Delhi was cosmopolitan, modern India; Agra was the India where cows walk through the streets. And, while the roads of Agra are filled with cars, trucks and tuktuks, there are also plenty of carts being pulled by donkey and oxen out on the roads as well. I loved every second of it.
We were up early yesterday for a last breakfast at our Delhi hotel, then checked out of our room and started off the day with a visit to Humayun’s tomb before departing for Agra. Humayan was one of the great Mughal (Muslim) rulers of India, and the great-grandfather of Shah Jahan, builder of the Taj Mahal. Humayan’s tomb was commissioned by his widow after his death in 1568, and built of red sandstone. Nearly 100 years later the much larger Taj Mahal was constructed using the basic design of Humayun’s tomb as a model. Today Humayun’s Tomb is a UNESCO World Heritage site, and also is sometimes used as a setting in Bollywood films.
The weather yesterday morning was very hazy, a combination of leftover fog and smoke coming from farmers burning their fields in the areas surrounding Delhi. The haze unfortunately continued all the way to Agra. The drive took about two and half hours, mostly through countryside. Even though we made good time down a nearly empty new super highway, the ride was very bumpy and bone jarring at times.
We reached Agra in the early afternoon, stopping first at the Agra Fort, the site where Shah Jahan was imprisoned by his son who had become angry over the amount of money his father had spent building the Taj Mahal. From the outside, the fort looked like nothing more than a big, hulking red fortification complete with a moat of two layers: the upper held tigers, and the lower level was filled with water and crocodiles! The inside of the fort told another story though. The living quarters where Shah Jahan, his first wife and two daughters were imprisoned were actually quite sumptuous, built of white marble and decorated with beautiful inlay work and gold. Shah Jahan’s quarters looked out over the Taj Mahal, the mausoleum of his beloved third wife, Mumtaz Mahal.
Following our tour of the fort we went to lunch at a restaurant named Bon Barbecue, where we enjoyed a large meal of grilled chicken, fish, shrimp and vegetables as well as various tasty side dishes, heated over braziers at our table. Luke warned us that we would be so full when we finished that we wouldn’t need or want dinner and he was right (in our case, anyway)! After lunch we checked into our hotel, the beautiful ITC Mughal, located just a short distance down the road from the Taj Mahal.

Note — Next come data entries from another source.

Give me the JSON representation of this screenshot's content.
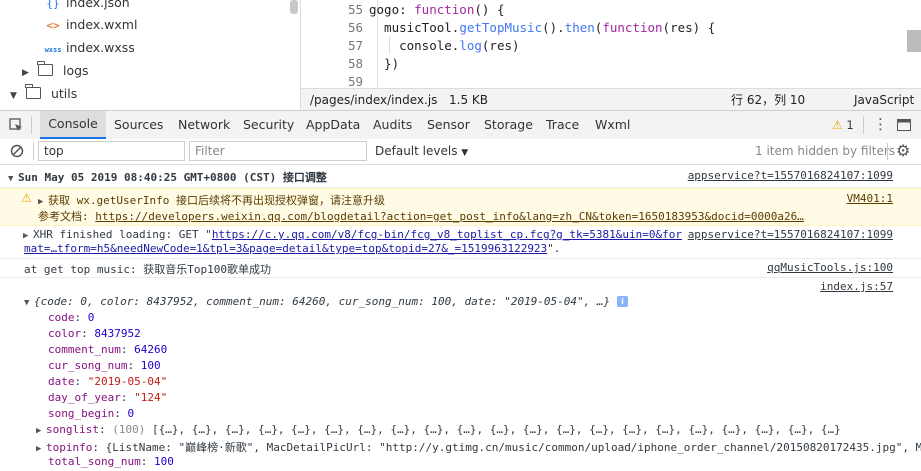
{
  "file_tree": {
    "items": [
      {
        "icon": "{}",
        "icon_name": "json-file-icon",
        "label": "index.json"
      },
      {
        "icon": "<>",
        "icon_name": "wxml-file-icon",
        "label": "index.wxml"
      },
      {
        "icon": "wxss",
        "icon_name": "wxss-file-icon",
        "label": "index.wxss"
      },
      {
        "label": "logs",
        "expanded": false
      },
      {
        "label": "utils",
        "expanded": true
      }
    ]
  },
  "editor": {
    "lines": [
      {
        "num": "55",
        "text": "gogo: function() {"
      },
      {
        "num": "56",
        "text": "  musicTool.getTopMusic().then(function(res) {"
      },
      {
        "num": "57",
        "text": "    console.log(res)"
      },
      {
        "num": "58",
        "text": "  })"
      },
      {
        "num": "59",
        "text": ""
      }
    ]
  },
  "status_bar": {
    "path": "/pages/index/index.js",
    "size": "1.5 KB",
    "position": "行 62，列 10",
    "language": "JavaScript"
  },
  "devtools_tabs": [
    "Console",
    "Sources",
    "Network",
    "Security",
    "AppData",
    "Audits",
    "Sensor",
    "Storage",
    "Trace",
    "Wxml"
  ],
  "active_tab": "Console",
  "warning_count": "1",
  "console_toolbar": {
    "context": "top",
    "filter_placeholder": "Filter",
    "levels": "Default levels",
    "hidden_note": "1 item hidden by filters"
  },
  "messages": {
    "group_header": {
      "text": "Sun May 05 2019 08:40:25 GMT+0800 (CST) 接口调整",
      "source": "appservice?t=1557016824107:1099"
    },
    "warning": {
      "line1": "获取 wx.getUserInfo 接口后续将不再出现授权弹窗，请注意升级",
      "line2_label": "参考文档: ",
      "line2_link": "https://developers.weixin.qq.com/blogdetail?action=get_post_info&lang=zh_CN&token=1650183953&docid=0000a26…",
      "source": "VM401:1"
    },
    "xhr": {
      "prefix": "XHR finished loading: GET \"",
      "url1": "https://c.y.qq.com/v8/fcg-bin/fcg_v8_toplist_cp.fcg?g_tk=5381&uin=0&for",
      "url2": "mat=…tform=h5&needNewCode=1&tpl=3&page=detail&type=top&topid=27&_=1519963122923",
      "suffix": "\".",
      "source": "appservice?t=1557016824107:1099"
    },
    "log": {
      "text": "at get top music: 获取音乐Top100歌单成功",
      "source": "qqMusicTools.js:100"
    },
    "object": {
      "source": "index.js:57",
      "summary": "{code: 0, color: 8437952, comment_num: 64260, cur_song_num: 100, date: \"2019-05-04\", …}",
      "props": [
        {
          "key": "code",
          "value": "0",
          "type": "num"
        },
        {
          "key": "color",
          "value": "8437952",
          "type": "num"
        },
        {
          "key": "comment_num",
          "value": "64260",
          "type": "num"
        },
        {
          "key": "cur_song_num",
          "value": "100",
          "type": "num"
        },
        {
          "key": "date",
          "value": "\"2019-05-04\"",
          "type": "str"
        },
        {
          "key": "day_of_year",
          "value": "\"124\"",
          "type": "str"
        },
        {
          "key": "song_begin",
          "value": "0",
          "type": "num"
        }
      ],
      "songlist": {
        "key": "songlist",
        "count": "(100)",
        "preview": "[{…}, {…}, {…}, {…}, {…}, {…}, {…}, {…}, {…}, {…}, {…}, {…}, {…}, {…}, {…}, {…}, {…}, {…}, {…}, {…}, {…}"
      },
      "topinfo": {
        "key": "topinfo",
        "preview": "{ListName: \"巅峰榜·新歌\", MacDetailPicUrl: \"http://y.gtimg.cn/music/common/upload/iphone_order_channel/20150820172435.jpg\", M"
      },
      "total": {
        "key": "total_song_num",
        "value": "100"
      }
    }
  },
  "colors": {
    "accent": "#1a73e8",
    "warning_bg": "#fffbe5",
    "warning_border": "#fff5c2",
    "link": "#1a1aa6"
  }
}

Finally it was time to visit the Taj Mahal, the most famous site in India. The best way to describe our visit was not only did it not disappoint, it was in fact much more splendid and beautiful than we ever imagined it would be, in every way. The grounds were beautiful, and we were able to climb up to the mausoleum area and walk around the perfectly symmetrical building, and take in the detail of the marble and the inlay. We stayed up there quite a while, soaking it all in before heading back down and slowly walking back to meet Luke. By the way, the crowds at the Taj Mahal were immense, but very well-behaved. No one pushed, shoved, cut in line, etc. No one got in the way of anyone else’s picture, and we came away thinking just of what we had seen and not of the massive amounts of people there.
Our last stop of the day was a small factory where marble inlay work is still done by the family that worked on the Taj Mahal over four centuries ago. The designs and skill involved were quite incredible. We had hoped to buy a small statue (five inches or less) of Ganesh, the Hindu god of prosperity and happiness, but unfortunately there was every god available but Ganesh (he’s very popular), so we didn’t get anything. Our travel partners however purchased a marble plaque with the Taj Mahal inlaid in mother-of pearl, and the sky made from lapis lazuli – absolutely exquisite.
Then it was on to our hotel where Brett and I collapsed into bed and fell asleep in moments, exhausted but happy. We had walked over four miles, and taken nearly 11,500 steps (actually way more for me as I take more steps than he does to cover the same distance) – it was quite a day!